Risk factors for complications
| Systemic illness | Drugs related |
| Diabetes mellitus | Corticosteroid therapy |
| HIV, measles, chronic malaria, tuberculosis | Cytotoxic drugs |
| Hyperthyroidism/ Hypothyroidism | Excessive antibiotics |
| Liver disease, kidney failure, heart failure | Malnutrition |
| Blood dyscrasia, anaemia, sickle cell disease | Allergic reaction |
Alcohol use disorder
Irradiation

If treatment is delayed, odontogenic infection can spread into adjacent tissues consequently leading to life-threatening conditions. Most commonly resulting in respiratory obstruction and sepsis, and less commonly endocarditis, necrotising fasciitis, spondylitis, brain abscess, descending mediastinitis, thoracic empyema, pleuropulmonary suppuration, aspiration pneumonia, pneumothorax, mandibular or cervical osteomyelitis, abscess of the carotid sheath and jugular thrombophlebitis, hematogenous dissemination to distant organs, and coagulation abnormalities.
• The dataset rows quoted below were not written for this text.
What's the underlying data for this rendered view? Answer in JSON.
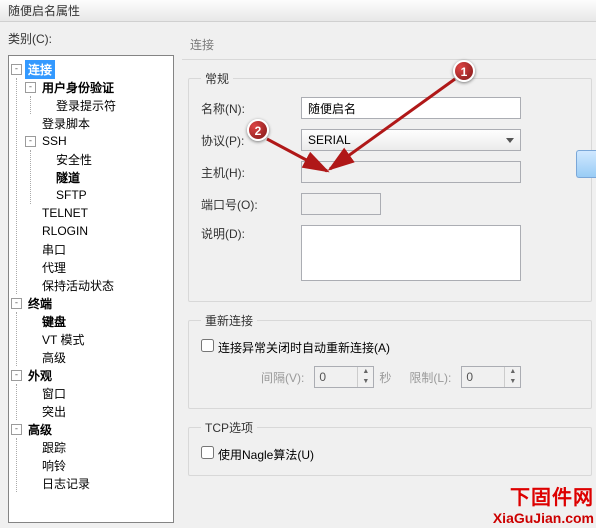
{
  "window": {
    "title": "随便启名属性"
  },
  "left": {
    "category_label": "类别(C):",
    "tree": {
      "connection": "连接",
      "user_auth": "用户身份验证",
      "login_prompt": "登录提示符",
      "login_script": "登录脚本",
      "ssh": "SSH",
      "security": "安全性",
      "tunnel": "隧道",
      "sftp": "SFTP",
      "telnet": "TELNET",
      "rlogin": "RLOGIN",
      "serial": "串口",
      "proxy": "代理",
      "keep": "保持活动状态",
      "terminal": "终端",
      "keyboard": "键盘",
      "vt": "VT 模式",
      "advanced_t": "高级",
      "appearance": "外观",
      "window": "窗口",
      "highlight": "突出",
      "advanced": "高级",
      "trace": "跟踪",
      "bell": "响铃",
      "log": "日志记录"
    }
  },
  "right": {
    "header": "连接",
    "general": {
      "legend": "常规",
      "name_lbl": "名称(N):",
      "name_val": "随便启名",
      "proto_lbl": "协议(P):",
      "proto_val": "SERIAL",
      "host_lbl": "主机(H):",
      "host_val": "",
      "port_lbl": "端口号(O):",
      "port_val": "",
      "desc_lbl": "说明(D):",
      "desc_val": ""
    },
    "reconnect": {
      "legend": "重新连接",
      "chk_label": "连接异常关闭时自动重新连接(A)",
      "interval_lbl": "间隔(V):",
      "interval_val": "0",
      "sec": "秒",
      "limit_lbl": "限制(L):",
      "limit_val": "0"
    },
    "tcp": {
      "legend": "TCP选项",
      "nagle": "使用Nagle算法(U)"
    }
  },
  "markers": {
    "m1": "1",
    "m2": "2"
  },
  "watermark": {
    "cn": "下固件网",
    "en": "XiaGuJian.com"
  }
}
This concern, of distant or systemic infection originating from oral pathogens, is particularly significant in neutropenic patients, whose immune system is compromised. Therefore, dental preparation aimed at eliminating odontogenic infections is recommended before cytotoxic chemotherapy, hematopoietic stem cell transplantation, or CAR T-cell therapy, in which bone marrow suppression and a decline in white blood cell count are expected.